Norma dasar yang merupakan norma tertinggi dalam suatu sistem norma tersebut tidak lagi dibentuk oleh suatu norma yang lebih tinggi lagi, tetapi norma dasar itu ditetapkan terlebih dahulu oleh masyarakat sebagai Norma Dasar (Grundnorm). Sampai kepada norma yang lebih tinggi lagi, namun norma tersebut ditetapkan terlebih dahulu oleh masyarakat sebagai norma dasar yang merupakan gantungan bagi norma yang berada di bawahnya.[1]
Teori jenjang norma hukum dari Hans Kelsen diilhami oleh Adolf Merkl[2]yang mengemukakan bahwa suatu norma hukum itu mempunyai dua wajah (das doppelte rechtsantlitz). Untuk itu, dalam mengkaji kedudukan hierarki Qanun Aceh dalam hierarki perundang-undangan Indonesia dalam tesis penulis ini menggunakan teori Hans Kelsen ini.[3] Sebagaimana dalam pembentukannya aturan perundang-undangan di Indonesia sendiri ada suatu norma hukum menentukan mekanisme norma hukum yang lain.

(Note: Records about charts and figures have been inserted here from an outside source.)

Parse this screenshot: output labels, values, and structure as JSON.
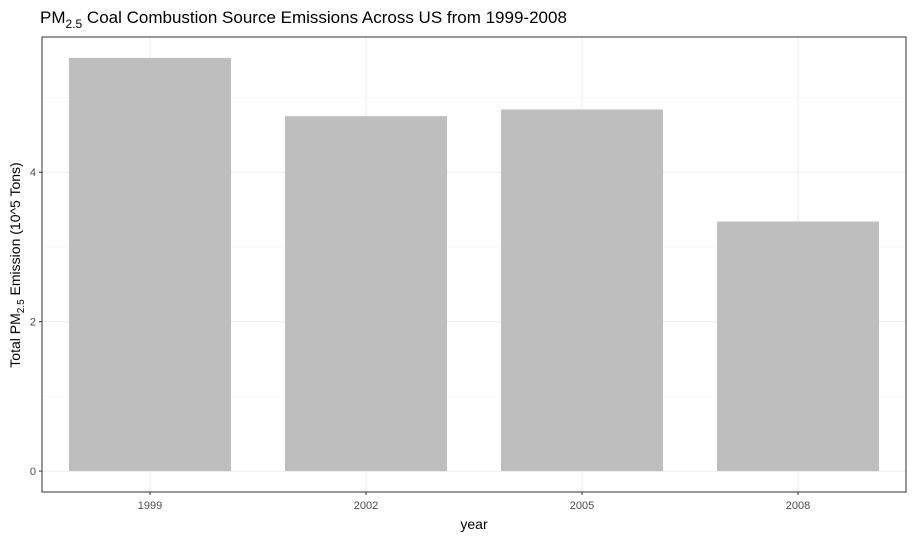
{
  "chart_data": {
    "type": "bar",
    "title": {
      "prefix": "PM",
      "subscript": "2.5",
      "suffix": " Coal Combustion Source Emissions Across US from 1999-2008"
    },
    "xlabel": "year",
    "ylabel": {
      "prefix": "Total PM",
      "subscript": "2.5",
      "suffix": " Emission (10^5 Tons)"
    },
    "categories": [
      "1999",
      "2002",
      "2005",
      "2008"
    ],
    "values": [
      5.53,
      4.75,
      4.84,
      3.34
    ],
    "ylim": [
      -0.28,
      5.81
    ],
    "yticks": [
      0,
      2,
      4
    ],
    "yticks_labels": [
      "0",
      "2",
      "4"
    ],
    "minor_yticks": [
      1,
      3,
      5
    ],
    "grid": true,
    "legend": "none",
    "colors": {
      "bar": "#bebebe",
      "grid_major": "#ebebeb",
      "grid_minor": "#f5f5f5",
      "panel_border": "#333333",
      "tick": "#333333"
    }
  }
}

Karena hukum yang satu valid lantaran dibuat dengan mekanisme yang ditentukan oleh suatu norma hukum yang lain yang menjadi landasan validitas dari norma hukum yang disebut pertama. Hubungan antara norma yang mengatur pembentukan norma lain dengan norma yang lain lagi dapat digambarkan sebagai hubungan antara superordinasi dan subordinasi yang merupakan kiasan keruangan.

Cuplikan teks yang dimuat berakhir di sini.